Our best practise recommendation is to run each product on it's own server. This ensures that you can easily scale the server for the load that is being placed on it by that single product. For this reason the downloads and installers are separate, and not bundled. See https://docs.rstudio.com/installation/ .

For RStudio Connect as well as Package Manager you must provide your own load balancer (with sticky session support). AWS ALB should work fine, but your own team should evaluate and configure this. Unfortunately RStudio can't provide guidance for configuration of ALB.

Both of these products require a PostGres instance, that your DBA should provide and maintain (including backup, HA, etc). However, the creation of tables on these instances is managed by the RStudio products, so your DBAs will not have to create tables or schemas. See https://docs.rstudio.com/connect/admin/database/postgres/ and https://docs.rstudio.com/rspm/admin/database/#database-postgres

Hi Andrie,
Thanks for the valuable inputs, so that means I have to maintain separate load balancer for Rstudio Connect and R package manager and both of these products needs only a single POSTGRESQL instance to work with. Hope I have got it right.

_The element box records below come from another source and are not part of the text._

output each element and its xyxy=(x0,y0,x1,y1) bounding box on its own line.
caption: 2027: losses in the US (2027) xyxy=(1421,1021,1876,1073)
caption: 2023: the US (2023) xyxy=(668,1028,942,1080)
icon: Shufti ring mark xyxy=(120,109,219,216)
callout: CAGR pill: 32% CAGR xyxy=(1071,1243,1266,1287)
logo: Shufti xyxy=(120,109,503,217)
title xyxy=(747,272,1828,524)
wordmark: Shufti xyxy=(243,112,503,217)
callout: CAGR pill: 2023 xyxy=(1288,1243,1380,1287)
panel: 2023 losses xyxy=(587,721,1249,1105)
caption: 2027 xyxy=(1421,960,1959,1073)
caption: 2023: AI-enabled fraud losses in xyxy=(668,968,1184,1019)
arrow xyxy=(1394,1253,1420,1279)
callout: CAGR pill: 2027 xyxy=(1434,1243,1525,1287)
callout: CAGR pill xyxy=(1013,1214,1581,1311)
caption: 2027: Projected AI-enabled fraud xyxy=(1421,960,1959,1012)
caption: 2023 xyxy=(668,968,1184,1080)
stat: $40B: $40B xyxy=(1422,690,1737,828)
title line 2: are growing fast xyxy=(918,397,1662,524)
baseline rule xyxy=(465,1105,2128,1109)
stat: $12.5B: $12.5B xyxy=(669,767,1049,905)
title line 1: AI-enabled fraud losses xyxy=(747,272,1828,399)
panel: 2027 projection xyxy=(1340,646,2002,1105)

Let me evaluate this and get back to you in case I have any new queries.

Hi Team,

We have set up a sandbox environment for Rstudio connect which is highly available but have questions in configuring the Shared Data Directory. R studio connect documentation states they have a default shared location which is /var/lib/rstudio-connect. Now if I customize it to /mnt/rstudio-connect should I be moving whatever is present in default location to the new one and since we have setup a postgresql as part of high availability do we need to do the below as well.
[Server]
DataDir = /mnt/rstudio-connect

[Database]
Dir = /var/lib/rstudio-connect/db

Please guide us on the steps.

Hi
Andrie,
Does the "sticky session" support on an external load balancer also apply to RStudio Server Pro in a load balanced setup?
Thank you,
Laura

You can find the load balancer requirements for RStudio Server Pro at https://docs.rstudio.com/ide/server-pro/load-balancing.html#load-balancing

Note that load balancing for RStudio Server has some particular “stickiness” requirements stemming from the fact that users must always return to the same R session where their work resides (i.e. their traffic can’t be handled by more than one node). As a result, it’s not enough to simply place multiple RStudio Servers behind a conventional hardware or software load balancer—additional intelligence and routing is required.